Now, obviously, this classic interpretation of the story creates a few questions. Where did all that water come from and where did it all go? That’s more water than has ever existed on the earth and the mixing of fresh water and salt water would have created tremendous problems. And how could the ark have contained the millions of species of animals and birds that must have existed at the time? 

Interestingly, some scientists have estimated that of the 2 million plus species on the earth at the time, most would have been insects or creatures that could survive in the sea, and that only some 35,000 “kinds” of creatures would have needed to be on the ark. Furthermore, others have calculated that some 70,000 animals would have easily fit into half of the arks space, leaving the rest of the cubic footage for 8 human beings and supplies. 

However, the most obvious answer to these questions is, of course, that God is sovereign and can do anything he wants to do! Once we accept that he created the heavens and the earth by the word of his mouth, anything becomes possible. God, after all, possesses adequate creative and engineering resources!

The third position is that the flood story is literal and historical, but that it was local in scope. This position assumes that, at the time of the flood, human civilization had not yet moved beyond of Mesopotamia, to say, regions of the earth like Antarctica, therefore the spread of human sin was limited. This view sees the flood as covering the world as far as a human being living at the time could see – that is as far as the horizon. This would be like my five year-old son describing the Fox Valley flood of 1995 by saying, “There’s water covering everything!” In defense of this position, there is geological evidence of a devastating flood in that region that took place some 7600 years ago (see “Noah’s Flood” by William Ryan and Walter Pittman).

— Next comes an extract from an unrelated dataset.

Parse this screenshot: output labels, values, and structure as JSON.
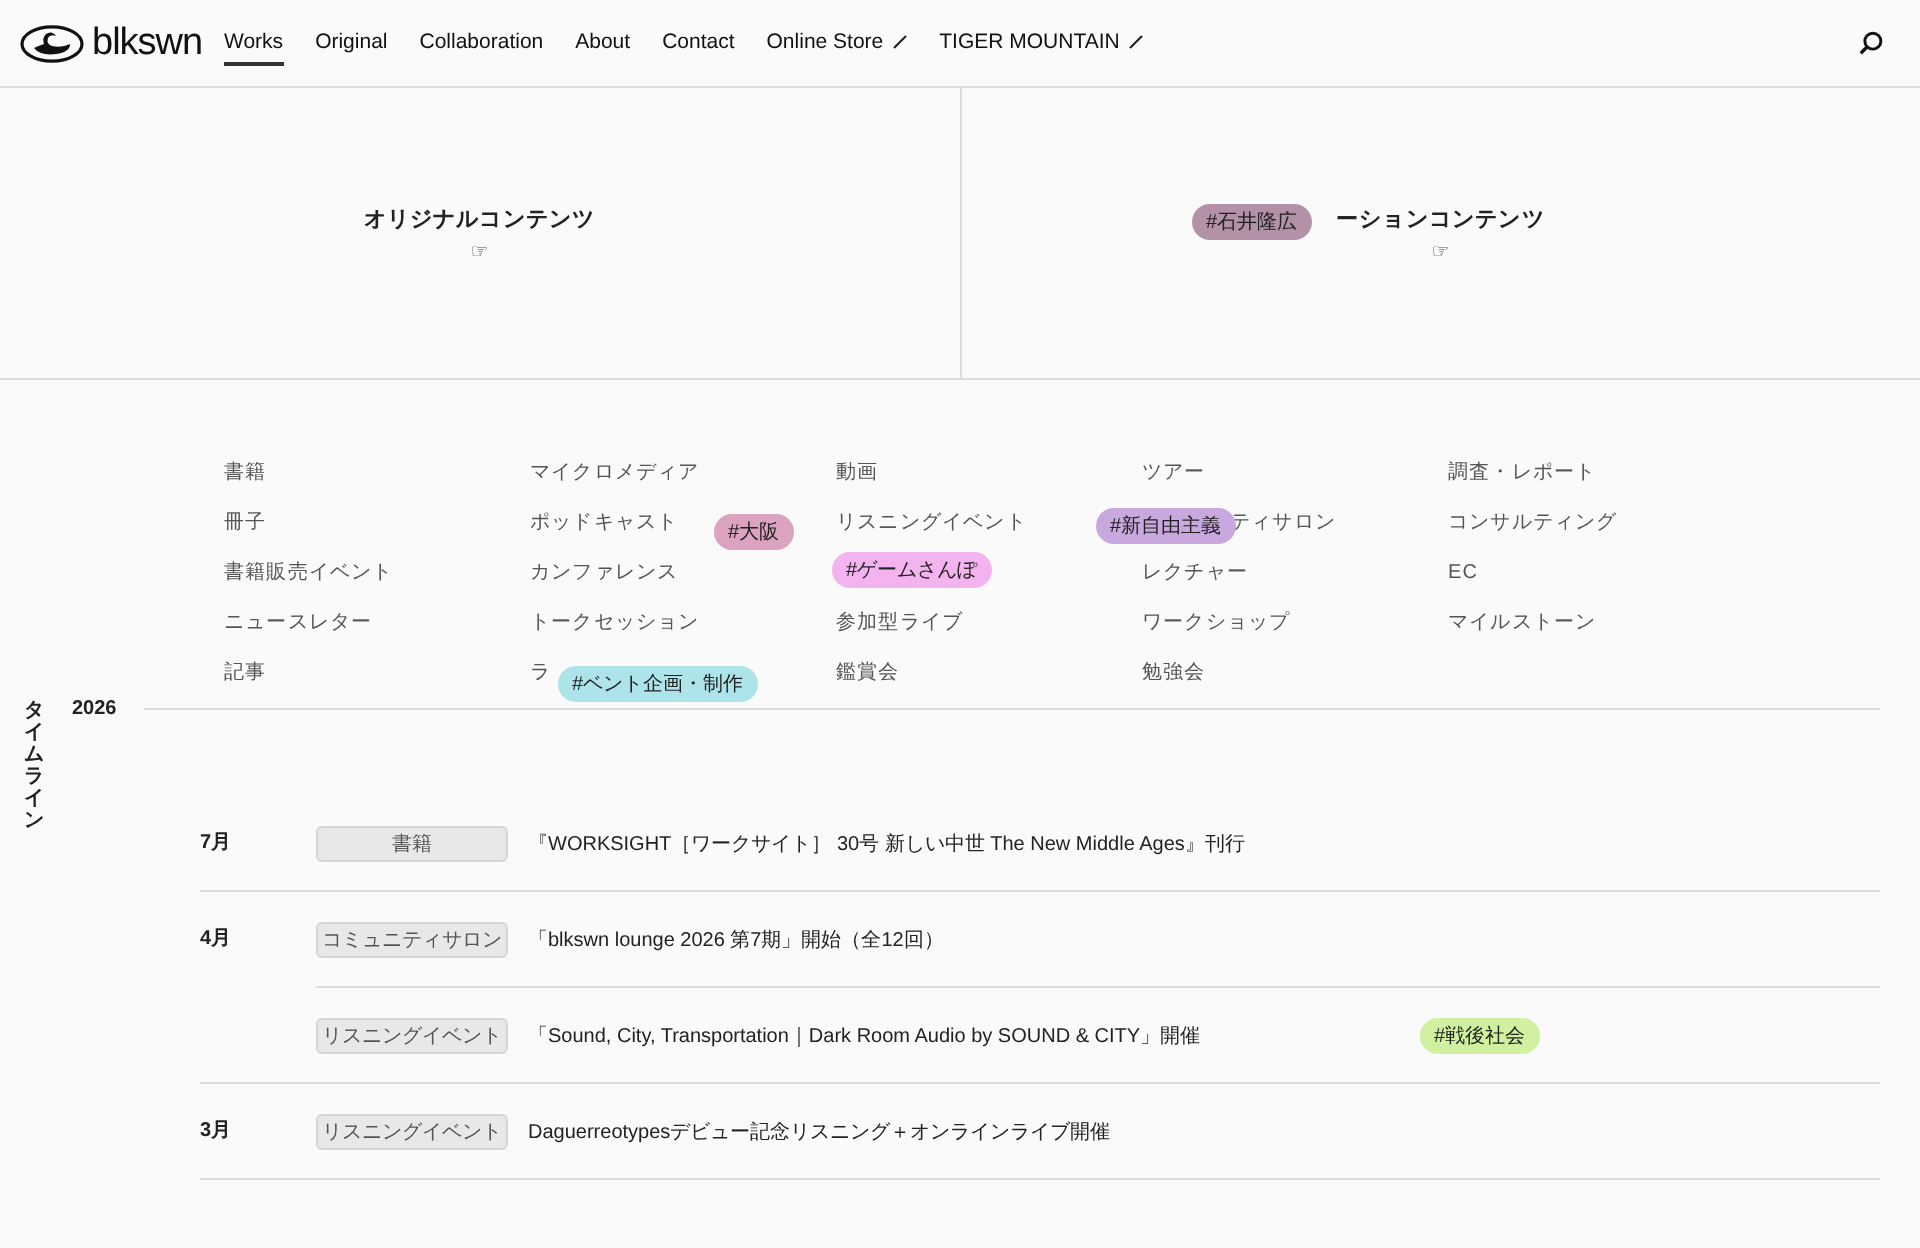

All that being said, the most important things to see in the story of Noah is how serious human sin is to a holy God, and the lengths to which that same God goes to save his creation.

The seriousness of sin is seen in that sin brings death not only to human beings as individuals; but to human relationships and human society, as well as to all of creation itself. 

And the gospel is seen in that God provides salvation not only to human beings as individuals; but to human relationships, and human community, and to all of creation as well.